Ya habría querido tener estas soleras marcadas esa vez que la medina de Fez me llevó a la desesperación, mientras un par de muchachos ociosos me perseguían y se reían de mi evidente incomprensión, no sólo de la lengua árabe, sino también de las reglas de orientación de ese laberinto…
Sólo la regular y reconocible forma del patio interior del riad logró tranquilizarme, y permitió que mis sentidos volvieran a embriagarse con el sabor del té a la menta, el aroma de los naranjos, el sonido del agua de la fuente, con la vista y el tacto danzando sobre los azulejos de ininteligibles símbolos.
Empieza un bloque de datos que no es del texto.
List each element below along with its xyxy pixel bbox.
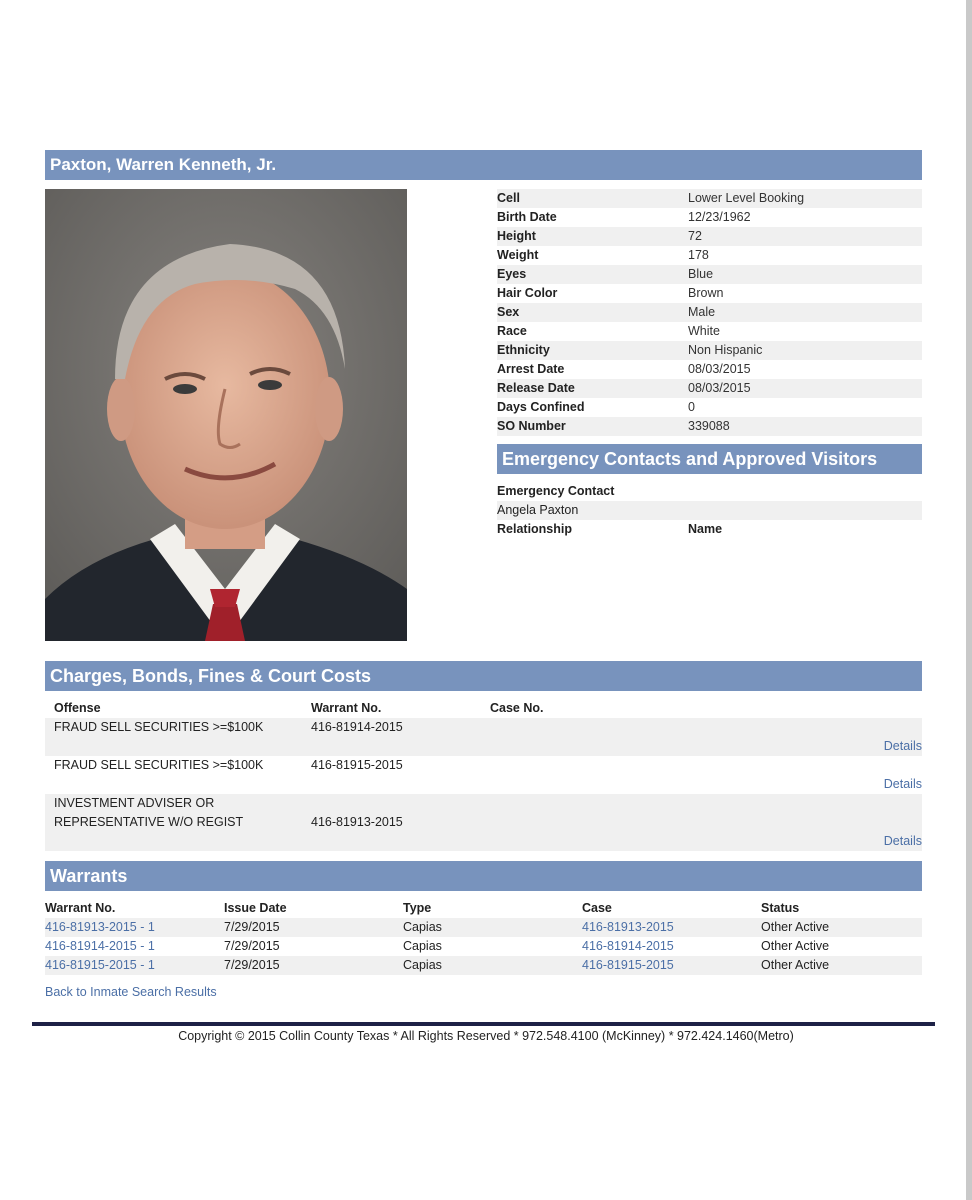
relationship-label: Relationship bbox=[497, 522, 573, 536]
warrant-case-link[interactable]: 416-81913-2015 bbox=[582, 920, 674, 934]
charge-row bbox=[45, 756, 922, 794]
warrant-no-link[interactable]: 416-81915-2015 - 1 bbox=[45, 958, 155, 972]
footer-divider bbox=[32, 1022, 935, 1026]
inmate-details bbox=[497, 189, 922, 436]
warrant-status: Other Active bbox=[761, 958, 830, 972]
warrant-issue-date: 7/29/2015 bbox=[224, 958, 280, 972]
warrant-no-link[interactable]: 416-81914-2015 - 1 bbox=[45, 939, 155, 953]
warrant-type: Capias bbox=[403, 920, 442, 934]
booking-photo bbox=[45, 189, 407, 641]
detail-row-race bbox=[497, 322, 922, 341]
emergency-contacts bbox=[497, 482, 922, 539]
charge-warrant-no: 416-81913-2015 bbox=[311, 815, 403, 829]
back-to-search-link[interactable]: Back to Inmate Search Results bbox=[45, 985, 217, 999]
detail-value: White bbox=[688, 324, 720, 338]
warrant-issue-date: 7/29/2015 bbox=[224, 920, 280, 934]
charge-offense: FRAUD SELL SECURITIES >=$100K bbox=[54, 720, 264, 734]
warrant-row bbox=[45, 937, 922, 956]
detail-row-days-confined bbox=[497, 398, 922, 417]
detail-row-weight bbox=[497, 246, 922, 265]
charges-header: Charges, Bonds, Fines & Court Costs bbox=[45, 661, 922, 691]
warrants-table bbox=[45, 899, 922, 975]
charge-warrant-no: 416-81914-2015 bbox=[311, 720, 403, 734]
detail-value: 72 bbox=[688, 229, 702, 243]
detail-row-birth-date bbox=[497, 208, 922, 227]
emergency-contact-label-row bbox=[497, 482, 922, 501]
detail-label: Sex bbox=[497, 305, 520, 319]
detail-value: Brown bbox=[688, 286, 724, 300]
warrant-case-link[interactable]: 416-81915-2015 bbox=[582, 958, 674, 972]
col-offense: Offense bbox=[54, 701, 101, 715]
detail-row-sex bbox=[497, 303, 922, 322]
detail-value: 08/03/2015 bbox=[688, 381, 751, 395]
charge-offense-line2: REPRESENTATIVE W/O REGIST bbox=[54, 815, 244, 829]
warrants-header: Warrants bbox=[45, 861, 922, 891]
detail-row-cell bbox=[497, 189, 922, 208]
detail-label: Height bbox=[497, 229, 536, 243]
col-warrant-no: Warrant No. bbox=[311, 701, 382, 715]
emergency-contact-name: Angela Paxton bbox=[497, 503, 579, 517]
detail-label: SO Number bbox=[497, 419, 566, 433]
charges-table bbox=[45, 699, 922, 851]
detail-label: Birth Date bbox=[497, 210, 557, 224]
charge-details-link[interactable]: Details bbox=[883, 739, 922, 753]
warrant-issue-date: 7/29/2015 bbox=[224, 939, 280, 953]
detail-row-ethnicity bbox=[497, 341, 922, 360]
booking-photo-image bbox=[45, 189, 407, 641]
col-status: Status bbox=[761, 901, 800, 915]
warrant-row bbox=[45, 918, 922, 937]
emergency-contact-label: Emergency Contact bbox=[497, 484, 615, 498]
inmate-name-header: Paxton, Warren Kenneth, Jr. bbox=[45, 150, 922, 180]
col-type: Type bbox=[403, 901, 432, 915]
warrant-status: Other Active bbox=[761, 920, 830, 934]
detail-label: Ethnicity bbox=[497, 343, 550, 357]
name-label: Name bbox=[688, 522, 723, 536]
col-case: Case bbox=[582, 901, 612, 915]
warrant-status: Other Active bbox=[761, 939, 830, 953]
detail-value: 0 bbox=[688, 400, 695, 414]
detail-row-hair-color bbox=[497, 284, 922, 303]
col-case-no: Case No. bbox=[490, 701, 544, 715]
detail-label: Race bbox=[497, 324, 527, 338]
detail-value: 339088 bbox=[688, 419, 730, 433]
detail-label: Hair Color bbox=[497, 286, 558, 300]
emergency-contacts-header: Emergency Contacts and Approved Visitors bbox=[497, 444, 922, 474]
copyright-footer: Copyright © 2015 Collin County Texas * All Rights Reserved * 972.548.4100 (McKinney) * 972.424.1460(Metro) bbox=[178, 1029, 794, 1043]
detail-value: Lower Level Booking bbox=[688, 191, 805, 205]
page-edge bbox=[966, 0, 972, 1200]
detail-label: Arrest Date bbox=[497, 362, 565, 376]
warrant-no-link[interactable]: 416-81913-2015 - 1 bbox=[45, 920, 155, 934]
charge-details-link[interactable]: Details bbox=[883, 777, 922, 791]
detail-row-arrest-date bbox=[497, 360, 922, 379]
emergency-contact-name-row bbox=[497, 501, 922, 520]
detail-label: Eyes bbox=[497, 267, 527, 281]
warrant-case-link[interactable]: 416-81914-2015 bbox=[582, 939, 674, 953]
charge-row bbox=[45, 718, 922, 756]
visitor-header-row bbox=[497, 520, 922, 539]
detail-label: Weight bbox=[497, 248, 539, 262]
charge-offense: INVESTMENT ADVISER OR bbox=[54, 796, 215, 810]
warrant-row bbox=[45, 956, 922, 975]
col-issue-date: Issue Date bbox=[224, 901, 287, 915]
detail-row-eyes bbox=[497, 265, 922, 284]
detail-value: 178 bbox=[688, 248, 709, 262]
warrant-type: Capias bbox=[403, 958, 442, 972]
detail-label: Release Date bbox=[497, 381, 575, 395]
warrants-table-header bbox=[45, 899, 922, 918]
detail-row-so-number bbox=[497, 417, 922, 436]
detail-value: 08/03/2015 bbox=[688, 362, 751, 376]
detail-value: Male bbox=[688, 305, 716, 319]
detail-row-release-date bbox=[497, 379, 922, 398]
detail-row-height bbox=[497, 227, 922, 246]
detail-value: 12/23/1962 bbox=[688, 210, 751, 224]
charge-row bbox=[45, 794, 922, 851]
charges-table-header bbox=[45, 699, 922, 718]
detail-label: Days Confined bbox=[497, 400, 585, 414]
col-warrant-no: Warrant No. bbox=[45, 901, 116, 915]
charge-details-link[interactable]: Details bbox=[883, 834, 922, 848]
detail-value: Non Hispanic bbox=[688, 343, 763, 357]
detail-label: Cell bbox=[497, 191, 520, 205]
detail-value: Blue bbox=[688, 267, 714, 281]
warrant-type: Capias bbox=[403, 939, 442, 953]
charge-warrant-no: 416-81915-2015 bbox=[311, 758, 403, 772]
charge-offense: FRAUD SELL SECURITIES >=$100K bbox=[54, 758, 264, 772]
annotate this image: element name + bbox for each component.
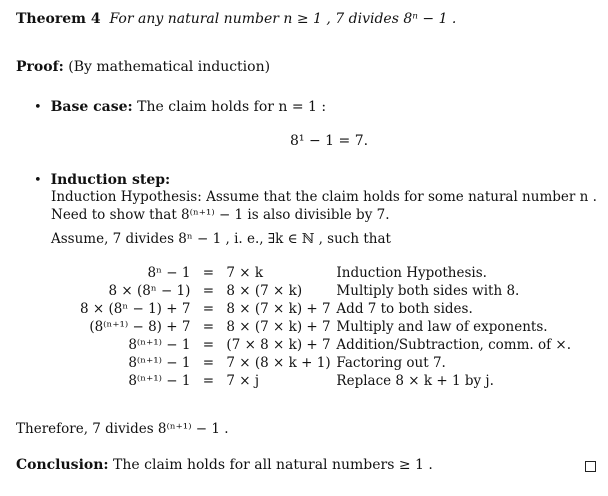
conclusion-line: [16, 457, 433, 473]
derivation-justification: Add 7 to both sides.: [336, 301, 473, 317]
derivation-table: [80, 264, 571, 390]
derivation-justification: Induction Hypothesis.: [336, 265, 487, 281]
derivation-relation: =: [202, 355, 215, 371]
theorem-statement: For any natural number n ≥ 1 , 7 divides 8ⁿ − 1 .: [109, 11, 457, 27]
derivation-row: [80, 318, 571, 336]
derivation-lhs: 8⁽ⁿ⁺¹⁾ − 1: [128, 373, 191, 389]
derivation-relation: =: [202, 337, 215, 353]
derivation-lhs: 8ⁿ − 1: [147, 265, 191, 281]
derivation-rhs: 8 × (7 × k) + 7: [226, 319, 331, 335]
derivation-justification: Multiply both sides with 8.: [336, 283, 520, 299]
derivation-row: [80, 282, 571, 300]
derivation-rhs: 8 × (7 × k) + 7: [226, 301, 331, 317]
derivation-row: [80, 300, 571, 318]
derivation-lhs: 8 × (8ⁿ − 1) + 7: [80, 301, 191, 317]
derivation-relation: =: [202, 283, 215, 299]
proof-heading: [16, 59, 270, 75]
derivation-relation: =: [202, 301, 215, 317]
derivation-justification: Replace 8 × k + 1 by j.: [336, 373, 494, 389]
derivation-row: [80, 264, 571, 282]
derivation-justification: Multiply and law of exponents.: [336, 319, 548, 335]
derivation-rhs: (7 × 8 × k) + 7: [226, 337, 331, 353]
conclusion-text: The claim holds for all natural numbers ≥ 1 .: [113, 457, 433, 473]
proof-method: (By mathematical induction): [68, 59, 271, 75]
base-case-label: Base case:: [50, 99, 133, 115]
theorem: [16, 11, 456, 27]
derivation-rhs: 7 × k: [226, 265, 264, 281]
assumption: Assume, 7 divides 8ⁿ − 1 , i. e., ∃k ∈ ℕ , such that: [51, 231, 391, 247]
theorem-label: Theorem 4: [16, 11, 101, 27]
derivation-justification: Factoring out 7.: [336, 355, 446, 371]
derivation-row: [80, 372, 571, 390]
proof-label: Proof:: [16, 59, 64, 75]
induction-step-heading: [34, 172, 170, 188]
derivation-row: [80, 354, 571, 372]
conclusion-label: Conclusion:: [16, 457, 109, 473]
derivation-lhs: 8⁽ⁿ⁺¹⁾ − 1: [128, 355, 191, 371]
base-case-line: [34, 99, 326, 115]
derivation-justification: Addition/Subtraction, comm. of ×.: [336, 337, 571, 353]
bullet-icon: •: [34, 173, 42, 188]
derivation-rhs: 8 × (7 × k): [226, 283, 303, 299]
derivation-row: [80, 336, 571, 354]
base-case-equation: 8¹ − 1 = 7.: [290, 133, 369, 149]
need-to-show: Need to show that 8⁽ⁿ⁺¹⁾ − 1 is also divisible by 7.: [51, 207, 390, 223]
derivation-lhs: 8⁽ⁿ⁺¹⁾ − 1: [128, 337, 191, 353]
therefore-line: Therefore, 7 divides 8⁽ⁿ⁺¹⁾ − 1 .: [16, 421, 229, 437]
base-case-text: The claim holds for n = 1 :: [137, 99, 327, 115]
derivation-rhs: 7 × j: [226, 373, 260, 389]
derivation-lhs: (8⁽ⁿ⁺¹⁾ − 8) + 7: [89, 319, 191, 335]
derivation-relation: =: [202, 373, 215, 389]
derivation-rhs: 7 × (8 × k + 1): [226, 355, 331, 371]
induction-hypothesis: Induction Hypothesis: Assume that the claim holds for some natural number n .: [51, 189, 597, 205]
derivation-lhs: 8 × (8ⁿ − 1): [108, 283, 191, 299]
bullet-icon: •: [34, 100, 42, 115]
derivation-relation: =: [202, 319, 215, 335]
derivation-relation: =: [202, 265, 215, 281]
induction-step-label: Induction step:: [50, 172, 171, 188]
qed-icon: [585, 461, 596, 472]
¿Que condiciones básicas deberá considerar el Hotel de los Sentidos para permitirle a sus huéspedes descansar -aunque sea un instante- del Minotauro porteño?
Fernando Vogel, arquitecto del Colectivo Valparaíso
Tal vez el huésped del Hotel de los Sentidos no busque precisamente el descanso, sino sentirse vivo, tomar «consciencia» de que todavía le pueden sorprender. Creo que esto nos lleva de nuevo al planteamiento del concepto «no Hotel». A un Hotel uno va a reposar el cuerpo a un «no» Hotel uno va a vivir una experiencia. ¿Es posible conseguir las dos cosas? Ojala pudieramos encontrar el equilibrio perfecto, creando la receta magistral que cure el cuerpo y el espíritu al mismo tiempo. El instante de descanso lo encontrará el huésped cuando sea capaz de mimetizarse con el entorno y hacerlo suyo.